傷害罪と少年院送致について、弁護士法人あいち刑事事件総合法律事務所大阪支部が解説します。

大阪市内の高校に通うAさん(16歳)は、お金の貸し借りの件で友人Vさんと口論となり、Vさんの顔や腹部を殴る蹴るなどの暴行を加え、Vさんに全治2か月の大怪我を負わせてしまいました。Aさんは、学校の通報により駆け付けた警察官に傷害罪で逮捕されてしまいました。逮捕を通知を受けたAさんの両親は、今後、息子が少年院へ送致されるのではないかと不安になり、弁護士に刑事弁護を依頼しました。
(フィクションです。)

~傷害罪~

傷害罪は刑法204条に規定されています。

刑法204条
 人の身体を傷害した者は、15年以下の懲役又は50万円以下の罰金に処する。

傷害罪は、当初、怪我させるつもりはあった場合はもちろん、なかった場合でも、行為と結果(傷害)との間に因果関係が認められる場合には成立します。
また、傷害の結果、人を死亡させた場合は傷害致死罪に問われることになります。

少年(20歳未満の者)の場合、原則として、罰則は科されず、家庭裁判所送致→観護措置、調査官調査→少年審判→保護処分という経過をたどります。

もっとも、故意の犯罪行為により被害者を死亡させ、行為時に16歳以上だった少年にかかる事件については、原則、事件が家庭裁判所から検察庁へ再び送致されます。これの事件のことを原則逆送事件と呼んでおり、傷害致死罪もこの事件に含まれます。検察官の元へ送致されると、成人と同様の刑事手続で進められていきます。裁判となれば、一般人が裁判に参加する裁判員裁判を受けなければなりません。裁判で有罪と認定されれば、成人と同様に刑罰を科され、刑務所に服役しなければならない可能性もでてきます。

~少年院送致とは~

少年院送致は、家庭裁判所の少年審判において下される保護処分(少年院送致の他に、保護観察、児童自立支援施設または児童養護施設送致があります)の一つです。少年審判では、少年をどの種類の少年院に送致するかまで決定されます(少年審判規則37条1項)。少年院の種類は以下のとおりです(少年院法4条1項1号から3号)。

第1種(1号)
 保護処分の執行を受ける者であって、心身に著しい障害がないおおむね十二歳以上二十三歳未満のもの(次号に定める者を除く。)
第2種(2号)
 保護処分の執行を受ける者であって、心身に著しい障害がない犯罪的傾向が進んだおおむね十六歳以上二十三歳未満のもの
第3種(3号)
 保護処分の執行を受ける者であって、心身に著しい障害があるおおむね十二歳以上二十六歳未満のもの

少年院の収容期間は、大きく短期処遇と長期処遇にわけられます。

短期処遇は、さらに特修短期処遇と一般短期処遇にわけられ、「特修短期処遇」の場合、「4か月」以内、「一般短期処遇」の場合、「6か月」以内です。長期処遇については10か月から2年です。
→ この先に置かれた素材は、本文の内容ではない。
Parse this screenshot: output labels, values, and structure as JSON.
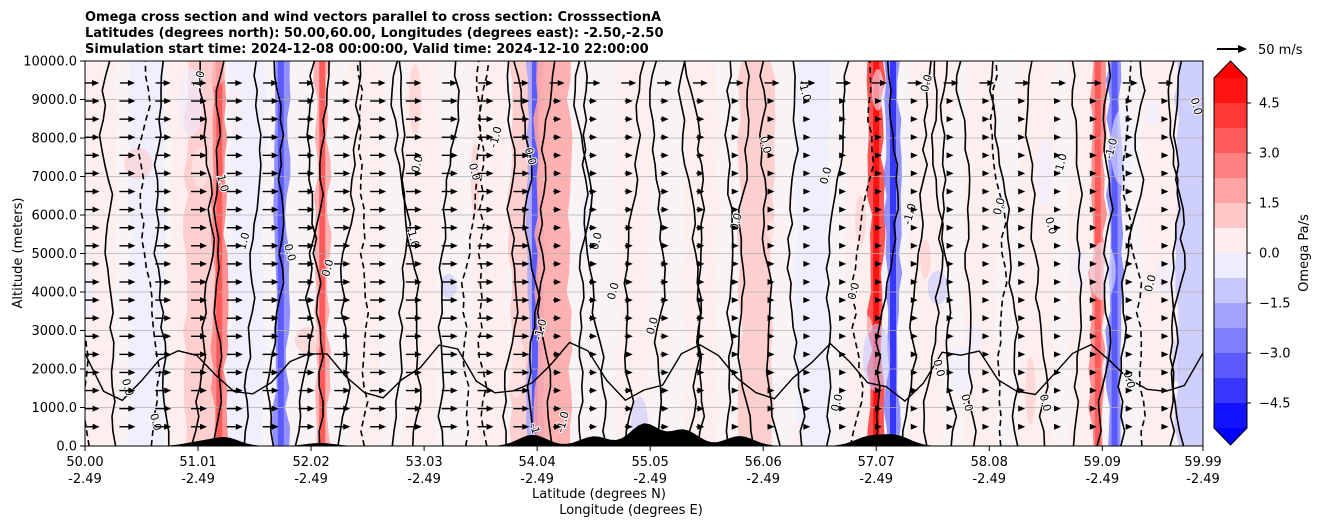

さきほど、少年審判では家庭裁判所から処遇に関する勧告が出されることがあります(少年審判規則38条2項)。ここで、家庭裁判所が特集短期処遇、一般短期処遇との勧告を出せば、少年院はこれに従うべきとされています(従う勧告)。また、長期処遇については、「比較的短期」の処遇勧告が出た場合、収容期間は10か月以内とされ、少年院はその勧告を尊重しなければならないとされています(尊重勧告)。しかし、長期処遇について何ら勧告がない場合は、少年院が1年から2年の範囲内で決めています。
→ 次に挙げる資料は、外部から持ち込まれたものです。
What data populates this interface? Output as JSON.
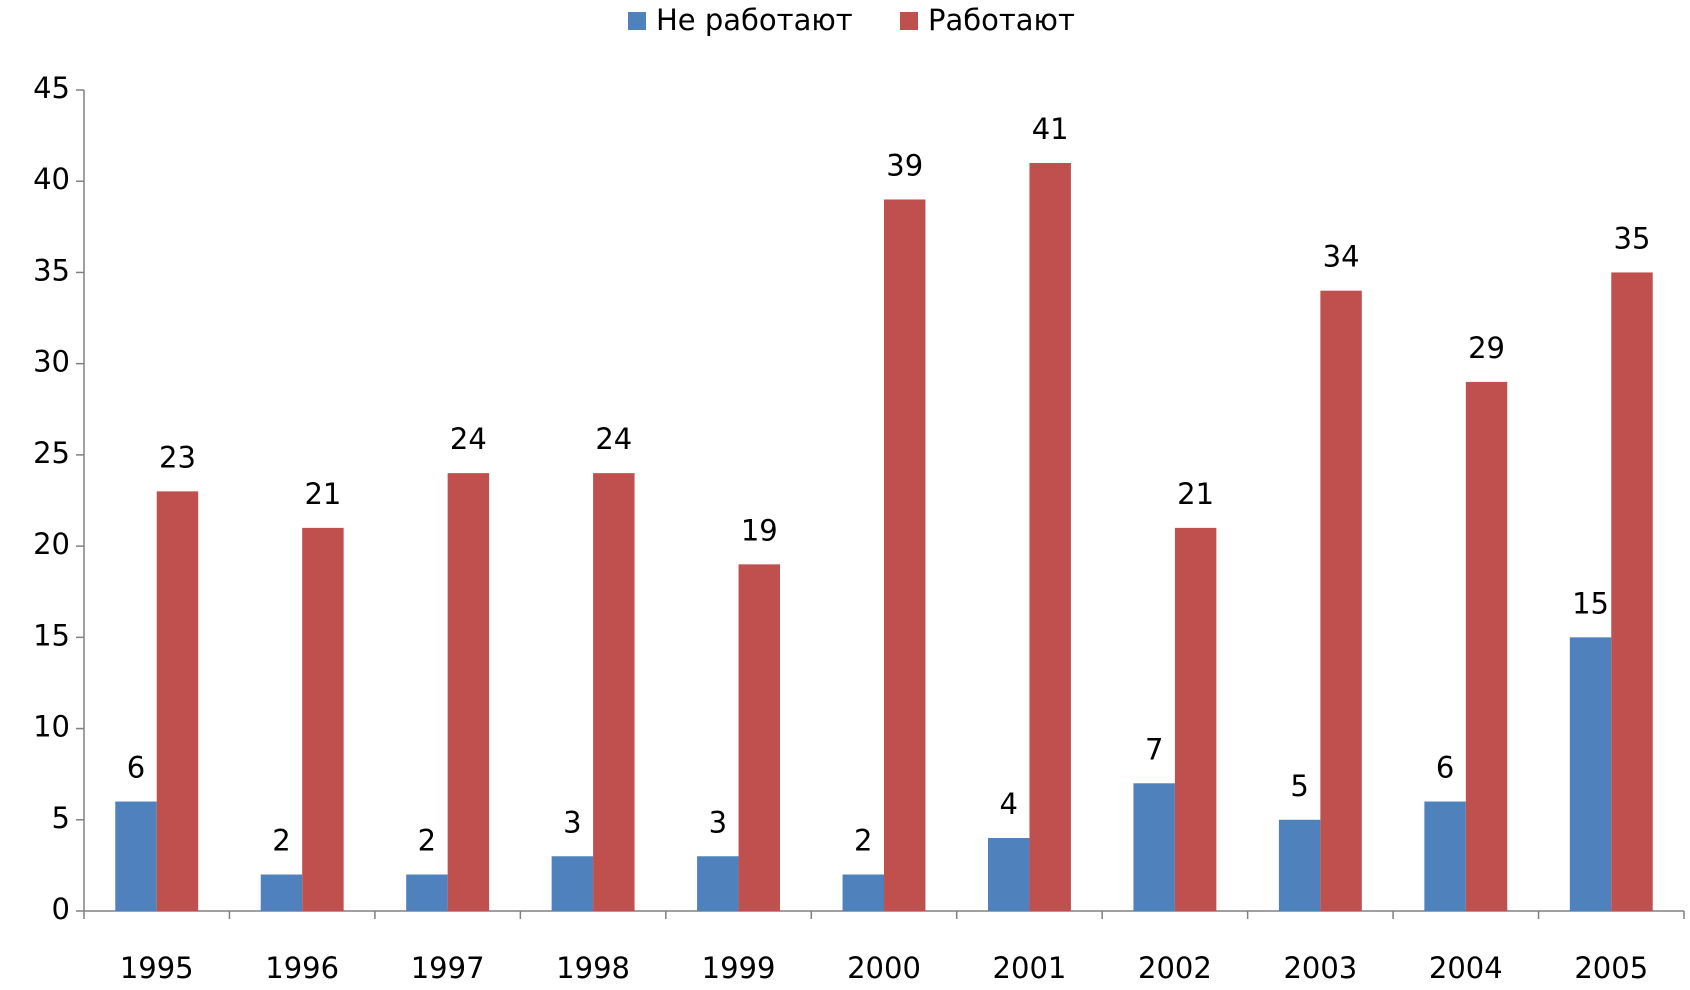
{
  "chart_data": {
    "type": "bar",
    "categories": [
      "1995",
      "1996",
      "1997",
      "1998",
      "1999",
      "2000",
      "2001",
      "2002",
      "2003",
      "2004",
      "2005"
    ],
    "series": [
      {
        "name": "Не работают",
        "color": "#4f81bd",
        "values": [
          6,
          2,
          2,
          3,
          3,
          2,
          4,
          7,
          5,
          6,
          15
        ]
      },
      {
        "name": "Работают",
        "color": "#c0504d",
        "values": [
          23,
          21,
          24,
          24,
          19,
          39,
          41,
          21,
          34,
          29,
          35
        ]
      }
    ],
    "ylim": [
      0,
      45
    ],
    "yticks": [
      0,
      5,
      10,
      15,
      20,
      25,
      30,
      35,
      40,
      45
    ],
    "grid": false,
    "legend": "top"
  }
}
~傷害事件における弁護活動(少年院送致回避に向けて)~

相手に怪我を負わせている場合は、相手が肉体的にも精神的にも損失を被っています。ですから、一刻も早く被害弁償をして、示談を締結することが先決です。示談を成立させることができれば、反省の意を示す証拠ともなり得、少年院送致回避に向けた証拠としても使えます。
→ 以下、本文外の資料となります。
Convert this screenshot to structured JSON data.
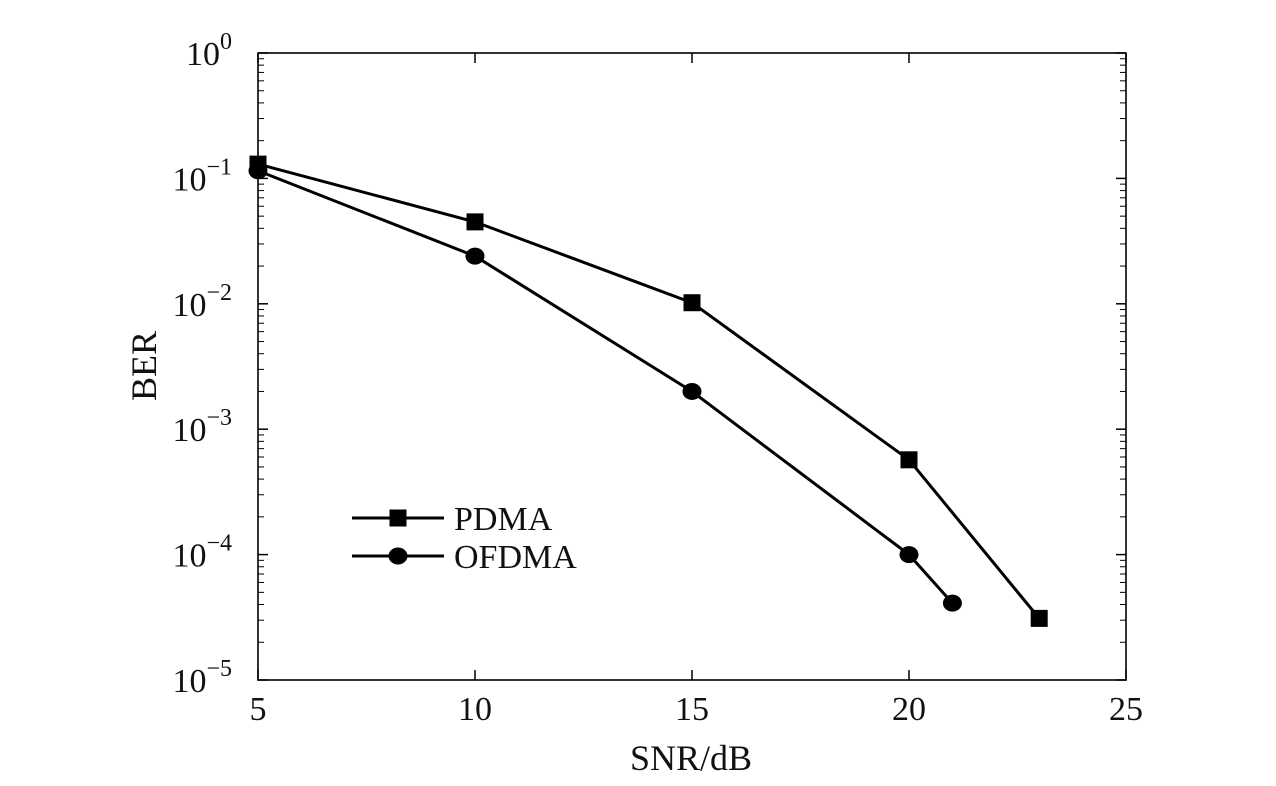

傷害事件の場合には,少年に強い暴力性が認められるケースが多く,自分の感情をコントロールすることができないなどの欠点が見受けられることも多いものです。そのため,弁護士が少年と同じ目線に立って,感情のコントロールの仕方を教えていくことが重要となります。その上で、少年の生活環境、家庭環境、交友関係などを見直し、更生のための環境を整えていく必要があります。